Zum Inhalt der Richtlinien

Der zum 1. Juli neu eingeführte § 27 a SGB V und die hierzu von der Bundesregierung abgegebenen Erläuterungen haben die Maßnahmen zur künstlichen Befruchtung zum leistungsrechtlich kompliziertesten Teil der Krankenbehandlung gemacht. Zur schnellen Orientierung über den Inhalt der Richtlinien des Bundesausschusses sollen folgende wesentlichen Bestimmungen herausgestellt werden:

1. Methoden der künstlichen Befruchtung Aufgrund des § 27 a SGB V und der Richtlinien des Bundesausschusses sind folgende vier Methoden zu unterscheiden:

  • Die Insemination im Spontanzyklus
  • Die Insemination nach hormoneller Stimulation zur Polyovulation
  • Die In-vitro-Fertilisation (IVF) mit Embryotransfer (ET)
  • Der intratubare Gametentransfer (GIFT)
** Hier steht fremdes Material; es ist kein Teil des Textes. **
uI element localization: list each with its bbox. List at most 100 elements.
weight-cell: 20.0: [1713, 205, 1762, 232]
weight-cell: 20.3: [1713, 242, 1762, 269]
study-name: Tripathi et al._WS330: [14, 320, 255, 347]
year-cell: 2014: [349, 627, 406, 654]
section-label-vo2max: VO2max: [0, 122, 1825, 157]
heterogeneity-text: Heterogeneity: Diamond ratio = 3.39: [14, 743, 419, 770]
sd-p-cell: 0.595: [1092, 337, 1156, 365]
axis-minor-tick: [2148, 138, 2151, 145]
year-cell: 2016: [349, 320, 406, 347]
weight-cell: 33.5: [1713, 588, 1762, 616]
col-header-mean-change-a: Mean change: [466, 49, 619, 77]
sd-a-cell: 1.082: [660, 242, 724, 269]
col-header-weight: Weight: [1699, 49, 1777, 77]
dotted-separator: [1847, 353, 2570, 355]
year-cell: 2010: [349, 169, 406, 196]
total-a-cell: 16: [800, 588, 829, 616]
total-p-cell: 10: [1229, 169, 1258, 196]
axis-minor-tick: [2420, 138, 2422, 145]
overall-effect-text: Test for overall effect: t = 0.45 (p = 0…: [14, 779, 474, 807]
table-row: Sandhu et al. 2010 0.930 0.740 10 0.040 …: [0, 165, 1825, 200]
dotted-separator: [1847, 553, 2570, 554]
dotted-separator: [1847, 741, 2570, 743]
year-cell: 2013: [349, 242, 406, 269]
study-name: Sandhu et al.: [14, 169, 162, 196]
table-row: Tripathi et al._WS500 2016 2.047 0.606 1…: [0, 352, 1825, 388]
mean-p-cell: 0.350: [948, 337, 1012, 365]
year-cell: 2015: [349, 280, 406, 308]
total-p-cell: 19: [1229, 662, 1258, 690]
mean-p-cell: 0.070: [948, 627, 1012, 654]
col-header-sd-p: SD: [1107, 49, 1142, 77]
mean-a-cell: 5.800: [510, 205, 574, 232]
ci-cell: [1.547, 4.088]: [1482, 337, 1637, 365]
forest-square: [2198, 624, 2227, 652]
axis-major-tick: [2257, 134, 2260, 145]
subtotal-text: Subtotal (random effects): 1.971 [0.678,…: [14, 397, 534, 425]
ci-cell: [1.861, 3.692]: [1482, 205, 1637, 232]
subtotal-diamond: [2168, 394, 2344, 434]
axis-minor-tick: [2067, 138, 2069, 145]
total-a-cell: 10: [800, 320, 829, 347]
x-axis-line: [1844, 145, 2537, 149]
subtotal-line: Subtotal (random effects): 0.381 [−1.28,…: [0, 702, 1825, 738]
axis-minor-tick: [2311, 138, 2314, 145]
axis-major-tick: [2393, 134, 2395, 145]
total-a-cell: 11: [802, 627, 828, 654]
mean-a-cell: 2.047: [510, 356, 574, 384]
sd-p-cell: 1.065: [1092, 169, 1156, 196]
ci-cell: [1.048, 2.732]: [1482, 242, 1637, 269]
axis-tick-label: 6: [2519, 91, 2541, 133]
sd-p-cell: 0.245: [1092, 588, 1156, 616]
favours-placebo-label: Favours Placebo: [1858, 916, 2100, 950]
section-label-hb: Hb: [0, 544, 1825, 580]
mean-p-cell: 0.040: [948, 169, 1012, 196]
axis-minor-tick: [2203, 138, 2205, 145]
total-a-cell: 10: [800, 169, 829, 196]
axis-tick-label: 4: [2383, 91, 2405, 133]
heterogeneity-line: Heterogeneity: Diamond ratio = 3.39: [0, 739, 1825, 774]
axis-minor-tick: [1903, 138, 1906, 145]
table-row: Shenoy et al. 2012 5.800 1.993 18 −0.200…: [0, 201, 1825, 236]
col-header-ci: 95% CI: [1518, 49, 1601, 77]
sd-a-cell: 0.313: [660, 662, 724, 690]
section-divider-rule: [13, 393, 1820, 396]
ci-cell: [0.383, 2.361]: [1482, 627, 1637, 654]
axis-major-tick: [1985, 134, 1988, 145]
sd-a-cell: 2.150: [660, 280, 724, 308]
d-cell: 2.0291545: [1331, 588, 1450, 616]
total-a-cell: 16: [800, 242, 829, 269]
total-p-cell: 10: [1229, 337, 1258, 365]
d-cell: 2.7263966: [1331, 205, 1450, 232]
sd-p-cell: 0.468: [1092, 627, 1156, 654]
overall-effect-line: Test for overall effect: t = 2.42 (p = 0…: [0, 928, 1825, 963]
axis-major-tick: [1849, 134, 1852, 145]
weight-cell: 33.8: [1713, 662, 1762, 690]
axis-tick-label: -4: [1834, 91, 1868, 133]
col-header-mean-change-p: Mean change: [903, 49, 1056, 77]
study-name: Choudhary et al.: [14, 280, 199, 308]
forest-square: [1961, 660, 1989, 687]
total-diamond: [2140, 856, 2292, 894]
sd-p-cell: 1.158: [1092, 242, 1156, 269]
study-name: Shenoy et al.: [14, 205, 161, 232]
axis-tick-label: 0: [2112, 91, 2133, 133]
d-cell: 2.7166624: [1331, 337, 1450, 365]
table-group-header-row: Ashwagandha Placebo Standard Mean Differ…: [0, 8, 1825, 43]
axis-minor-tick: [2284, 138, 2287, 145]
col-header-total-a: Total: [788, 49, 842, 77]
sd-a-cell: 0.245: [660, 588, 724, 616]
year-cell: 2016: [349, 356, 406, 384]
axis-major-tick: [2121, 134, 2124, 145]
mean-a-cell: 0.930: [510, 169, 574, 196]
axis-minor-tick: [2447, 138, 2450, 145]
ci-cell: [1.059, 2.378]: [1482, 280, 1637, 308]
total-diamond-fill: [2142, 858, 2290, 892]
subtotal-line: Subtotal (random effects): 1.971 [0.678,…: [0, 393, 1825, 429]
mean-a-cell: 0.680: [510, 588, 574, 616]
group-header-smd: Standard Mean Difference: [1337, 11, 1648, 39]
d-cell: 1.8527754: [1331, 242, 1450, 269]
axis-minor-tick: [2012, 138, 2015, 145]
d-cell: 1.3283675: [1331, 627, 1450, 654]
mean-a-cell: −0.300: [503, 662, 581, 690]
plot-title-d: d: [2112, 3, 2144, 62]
Das vom Gesetzgeber eingeführte Genehmigungsverfahren nach § 121 a SGB V (siehe unter 4.) gilt hinsichtlich der Inseminationsbehandlung nur für die Insemination nach hormoneller Stimulation zur Polyovulation, nicht dagegen für die Insemination im Spontanzyklus, und zwar auch dann nicht, wenn ein Ovulationstiming durch externe hormonelle Stimulation durchgeführt wird. Diese Regelung führt in der Praxis dazu, daß die Insemination im Spontanzyklus von jedem Frauenarzt durchgeführt werden kann, sofern er keine Polyovulation (mehr als zwei Follikel) feststellt, während die Insemination bei nachgewiesener Reifung von mehr als zwei Follikeln nur von den relativ wenigen Frauenärzten (nach vorläufiger Schätzung kaum mehr als 100) vorgenommen werden kann, die eine behördliche Genehmigung nach § 121 a SGB V erhalten. Bei mehr als drei Follikeln dürfen Inseminationen wegen des Risikos hochgradiger Mehrlingsschwangerschaften nur in medizinisch begründeten Ausnahmefällen (z. B. bestimmte Formen der Subfertilität des Mannes) durchgeführt werden. Zu beachten sind in diesem Zusammenhang auch die im Hinblick auf Maßnahmen zur künstlichen Befruchtung vorgesehenen Regelungen im Embryonenschutz-Gesetz, das der Bundestag am 24. Oktober 1990 verabschiedet hat (s. Deutsches Ärzteblatt, Heft 45 vom 8. November 1990).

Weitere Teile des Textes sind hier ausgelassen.